Ia menyebut kalau prinsip utama dari kebijakan transfer data pribadi RI ke AS itu menjunjung tata kelola yang baik, perlindungan hak individu, hingga kedaulatan hukum nasional.
"Mengutip pernyataan Gedung Putih bahwa hal ini dilakukan dengan kondisi ‘… adequate data protection under Indonesia’s law.’," terang dia.
Meutya mengklaim kalau Pemindahan data pribadi lintas negara diperbolehkan untuk kepentingan yang sah, terbatas, dan dapat dibenarkan secara hukum.
Dia mencontohkan berbagai aktivitas pemindahan data yang sah mulai dari penggunaan mesin pencari seperti Google dan Bing, penyimpanan data melalui layanan cloud computing, komunikasi digital melalui platform media sosial seperti WhatsApp, Facebook, dan Instagram, pemrosesan transaksi melalui platform e-commerce, serta keperluan riset dan inovasi digital.
Menurutnya, pengaliran data antar negara tetap dilakukan di bawah pengawasan ketat otoritas Indonesia dengan prinsip kehati-hatian dan berdasarkan ketentuan hukum nasional.
Adapun landasan hukum ini merujuk pada Undang-Undang Nomor 27 Tahun 2022 tentang Pelindungan Data Pribadi, serta sebelumnya Peraturan Pemerintah Nomor 71 Tahun 2019 tentang Penyelenggaraan Sistem dan Transaksi Elektronik. Keduanya secara eksplisit mengatur mekanisme dan prasyarat pengiriman data pribadi ke luar yurisdiksi Indonesia.
Baca Juga: Transfer Data Indonesia - AS : Pemerintah Sebut Bukan Data Pribadi dan Strategis
Meutya turut memastikan bahwa transfer data ke Amerika Serikat tidak dilakukan sembarangan. Sebaliknya, seluruh proses dilakukan dalam kerangka secure and reliable data governance, tanpa mengorbankan hak-hak warga negara.
"Dengan tata kelola yang transparan dan akuntabel, Indonesia tidak tertinggal dalam dinamika ekonomi digital global, namun tetap menjaga kedaulatan penuh dalam pengawasan dan penegakan hukum atas data pribadi warganya," beber dia.
Meutya pun menjelaskan kalau pengaliran data antar negara merupakan praktik global yang lazim diterapkan, terutama dalam konteks tata kelola data digital.
Misalnya, negara-negara anggota G7 seperti Amerika Serikat, Kanada, Jepang, Jerman, Prancis, Italia, dan Britania Raya telah lama mengadopsi mekanisme transfer data lintas batas secara aman dan andal.

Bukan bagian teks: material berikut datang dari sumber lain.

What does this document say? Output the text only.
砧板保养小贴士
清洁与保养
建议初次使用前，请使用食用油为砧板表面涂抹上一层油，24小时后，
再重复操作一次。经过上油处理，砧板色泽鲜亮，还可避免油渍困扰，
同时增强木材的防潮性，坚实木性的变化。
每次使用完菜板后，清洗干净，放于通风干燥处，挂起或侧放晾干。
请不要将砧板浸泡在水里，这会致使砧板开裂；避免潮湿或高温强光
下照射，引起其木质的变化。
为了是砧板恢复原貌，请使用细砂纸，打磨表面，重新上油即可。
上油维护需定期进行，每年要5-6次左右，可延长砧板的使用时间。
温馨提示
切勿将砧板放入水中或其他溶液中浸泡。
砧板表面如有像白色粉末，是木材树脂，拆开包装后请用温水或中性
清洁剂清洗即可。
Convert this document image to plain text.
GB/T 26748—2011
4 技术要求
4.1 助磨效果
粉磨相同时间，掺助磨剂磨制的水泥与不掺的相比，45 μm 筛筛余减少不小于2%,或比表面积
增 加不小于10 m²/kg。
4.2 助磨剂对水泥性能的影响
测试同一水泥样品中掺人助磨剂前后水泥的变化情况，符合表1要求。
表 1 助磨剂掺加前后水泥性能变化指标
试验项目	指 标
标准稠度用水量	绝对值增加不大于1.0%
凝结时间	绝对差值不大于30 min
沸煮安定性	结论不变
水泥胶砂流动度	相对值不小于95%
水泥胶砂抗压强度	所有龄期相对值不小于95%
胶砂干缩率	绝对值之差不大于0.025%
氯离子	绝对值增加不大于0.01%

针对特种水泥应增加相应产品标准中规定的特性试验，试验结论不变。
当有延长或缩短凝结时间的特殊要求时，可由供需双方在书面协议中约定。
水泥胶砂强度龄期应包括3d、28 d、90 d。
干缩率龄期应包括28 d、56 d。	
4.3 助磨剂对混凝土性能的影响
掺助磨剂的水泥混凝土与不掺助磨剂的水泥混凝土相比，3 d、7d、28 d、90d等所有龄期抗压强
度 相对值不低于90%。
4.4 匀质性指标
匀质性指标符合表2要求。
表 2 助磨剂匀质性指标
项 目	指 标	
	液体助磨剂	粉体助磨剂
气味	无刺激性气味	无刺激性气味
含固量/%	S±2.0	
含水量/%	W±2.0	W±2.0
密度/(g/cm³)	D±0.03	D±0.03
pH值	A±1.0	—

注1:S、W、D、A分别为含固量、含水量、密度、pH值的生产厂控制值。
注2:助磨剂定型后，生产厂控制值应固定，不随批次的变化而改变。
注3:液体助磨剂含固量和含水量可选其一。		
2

"Transfer data pribadi lintas negara pada prinsipnya di masa depan adalah keniscayaan. Indonesia mengambil posisi sejajar dalam praktik tersebut, dengan tetap menempatkan pelindungan hukum nasional sebagai fondasi utama," imbuhnya.
Lebih lanjut dirinya juga mengutip pernyataan Presiden RI Prabowo Subianto kalau negosiasi dengan Presiden AS Donald Trump masih berlangsung.